Texas’ Ninth District Court of Appeals in Beaumont has ordered a dispute to arbitration based upon the doctrine of direct-benefits estoppel. In Raymond James Financial Services, Inc. and Timothy Carl Satre v. June Angelina Peveto f/k/a June Strange, No. 09-12-00472-CV (Tex. App. 9th March 28, 2013), John Robert Peveto created a family partnership named JRP Investments, L.P. (“JRPI”) and named himself the managing partner. He then opened an investment account at Raymond James Financial Services, Inc. (“Raymond”) where Timothy Carl Satre was employed as a financial adviser and broker. When he opened the account, Peveto signed a new account form which incorporated Raymond’s Client Agreement. The Client Agreement contained a provision that stated any and all disputes would be resolved through arbitration.
Together, Peveto and Satre created an overall estate plan that included June Strange. Eventually, JRPI purchased an annuity from Hartford Life and Annuity Insurance Company (“Hartford”) that named Peveto as the annuitant and Strange as the designated beneficiary. Peveto later entered into a written agreement with Strange that stated he would not revoke the annuity without substituting property of equal value. He then instructed Hartford to make Strange’s beneficiary designation irrevocable.
Before Peveto died, he and Strange married. Upon Peveto’s death, the Hartford annuity issued a check to JRPI pursuant to a clause in the annuity contract which voided Strange’s benefits upon the annuitant’s death. JRPI’s general partner ordered Raymond to issue a check for more than the value of the annuity to Strange but then told Raymond to stop payment on the check pending a dispute between Strange and her husband’s estate. After the dispute with the estate was settled, Strange filed a lawsuit against Raymond, Satre, and Hartford.
In her lawsuit, Strange alleged breach of contract, violations of the Texas Deceptive Trade Practices Consumer Protection Act and the Texas Insurance Code, fraud, and breach of fiduciary duty.

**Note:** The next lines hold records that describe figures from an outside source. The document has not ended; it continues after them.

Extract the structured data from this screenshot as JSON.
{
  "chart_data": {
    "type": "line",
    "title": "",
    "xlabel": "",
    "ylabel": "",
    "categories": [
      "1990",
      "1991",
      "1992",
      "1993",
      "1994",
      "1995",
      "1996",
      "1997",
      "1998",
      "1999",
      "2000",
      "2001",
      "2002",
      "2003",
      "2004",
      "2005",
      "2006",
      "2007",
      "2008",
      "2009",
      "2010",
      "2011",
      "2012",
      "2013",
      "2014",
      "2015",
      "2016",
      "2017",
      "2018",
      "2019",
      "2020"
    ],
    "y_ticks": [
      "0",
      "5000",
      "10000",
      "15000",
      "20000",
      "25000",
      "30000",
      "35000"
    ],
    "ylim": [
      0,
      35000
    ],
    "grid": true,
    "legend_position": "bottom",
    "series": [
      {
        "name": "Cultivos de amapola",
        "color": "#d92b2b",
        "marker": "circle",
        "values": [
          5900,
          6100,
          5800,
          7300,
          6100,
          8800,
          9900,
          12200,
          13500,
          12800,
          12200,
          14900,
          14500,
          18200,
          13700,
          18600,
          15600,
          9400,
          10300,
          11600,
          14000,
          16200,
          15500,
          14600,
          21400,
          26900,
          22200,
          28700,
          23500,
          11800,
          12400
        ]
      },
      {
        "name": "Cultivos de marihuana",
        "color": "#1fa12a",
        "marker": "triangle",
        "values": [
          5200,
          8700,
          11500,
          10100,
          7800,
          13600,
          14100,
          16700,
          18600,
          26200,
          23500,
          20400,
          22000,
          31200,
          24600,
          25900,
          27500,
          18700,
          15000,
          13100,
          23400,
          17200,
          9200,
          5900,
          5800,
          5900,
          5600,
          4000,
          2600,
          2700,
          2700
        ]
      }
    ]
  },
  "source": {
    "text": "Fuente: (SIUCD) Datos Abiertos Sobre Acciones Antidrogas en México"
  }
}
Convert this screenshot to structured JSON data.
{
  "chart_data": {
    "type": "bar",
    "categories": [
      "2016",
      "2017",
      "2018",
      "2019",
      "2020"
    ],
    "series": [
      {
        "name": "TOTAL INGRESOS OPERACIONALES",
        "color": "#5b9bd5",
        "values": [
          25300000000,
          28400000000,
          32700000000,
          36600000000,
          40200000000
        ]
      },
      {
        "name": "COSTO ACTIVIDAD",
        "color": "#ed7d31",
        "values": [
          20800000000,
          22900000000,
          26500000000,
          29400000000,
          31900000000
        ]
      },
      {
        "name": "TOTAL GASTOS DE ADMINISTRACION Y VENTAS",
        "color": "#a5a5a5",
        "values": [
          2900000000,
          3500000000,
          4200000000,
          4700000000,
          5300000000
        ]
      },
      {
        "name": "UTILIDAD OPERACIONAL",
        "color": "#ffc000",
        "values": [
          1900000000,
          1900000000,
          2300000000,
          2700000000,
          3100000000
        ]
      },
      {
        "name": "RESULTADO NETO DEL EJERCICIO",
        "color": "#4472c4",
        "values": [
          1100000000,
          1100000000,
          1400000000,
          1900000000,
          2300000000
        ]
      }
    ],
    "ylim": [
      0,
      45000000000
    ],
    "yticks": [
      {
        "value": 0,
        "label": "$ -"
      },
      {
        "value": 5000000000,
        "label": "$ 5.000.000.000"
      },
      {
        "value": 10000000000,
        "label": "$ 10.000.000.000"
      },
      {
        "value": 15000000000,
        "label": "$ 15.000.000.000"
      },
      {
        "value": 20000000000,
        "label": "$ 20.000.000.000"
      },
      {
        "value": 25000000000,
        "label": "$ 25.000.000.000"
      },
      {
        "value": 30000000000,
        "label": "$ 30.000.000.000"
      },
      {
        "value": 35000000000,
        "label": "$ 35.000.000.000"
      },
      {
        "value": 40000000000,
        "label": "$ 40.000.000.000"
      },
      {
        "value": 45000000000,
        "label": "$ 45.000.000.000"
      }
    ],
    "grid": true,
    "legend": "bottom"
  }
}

Raymond and Satre responded by filing a motion to compel the dispute to arbitration. According to Raymond and Satre, Strange’s claims were based upon the Client Agreement Raymond entered into with JRPI. Strange argued that, as a nonsignatory, she was not bound by the Client Agreement and her claims were instead based upon JRPI’s contract with Hartford and an agreement she entered into with Peveto.
First, the Appeals Court stated although a party must normally sign an agreement to arbitrate in order to be bound by it, exceptions exist. The court stated,
The Texas Supreme Court has explained that nonsignatories may be bound under arbitration agreements on the following principles: incorporation by reference, assumption, agency, alter ego, equitable or direct-benefits estoppel, and third-party beneficiary.
The Beaumont court continued,
Under direct-benefits estoppel principles, a nonsignatory must arbitrate a claim if she seeks, through the claim, to derive a direct benefit from the contract containing the arbitration provision.
The court then scrutinized the relationship between Strange’s allegations and the Client Agreement. After examining the transaction, the Appeals Court held,
The plaintiff’s claims derive from the New Account Form/Client Agreement between Raymond James/Satre and Peveto/JRPI. The substance of Strange’s claim is that Satre advised Peveto in the selection and purchase of an annuity that, Strange contends, did not meet the requirements Peveto communicated to Satre. Strange seeks to hold Raymond James and Satre liable for investment advice to Peveto. The trial court abused its discretion in denying appellants’ motion to compel arbitration.
Because Strange’s claims arose out of JRPI’s contract with Raymond, Texas’ Ninth District Appeals Court reversed the trial court’s order and remanded the case with instructions to compel the dispute to arbitration.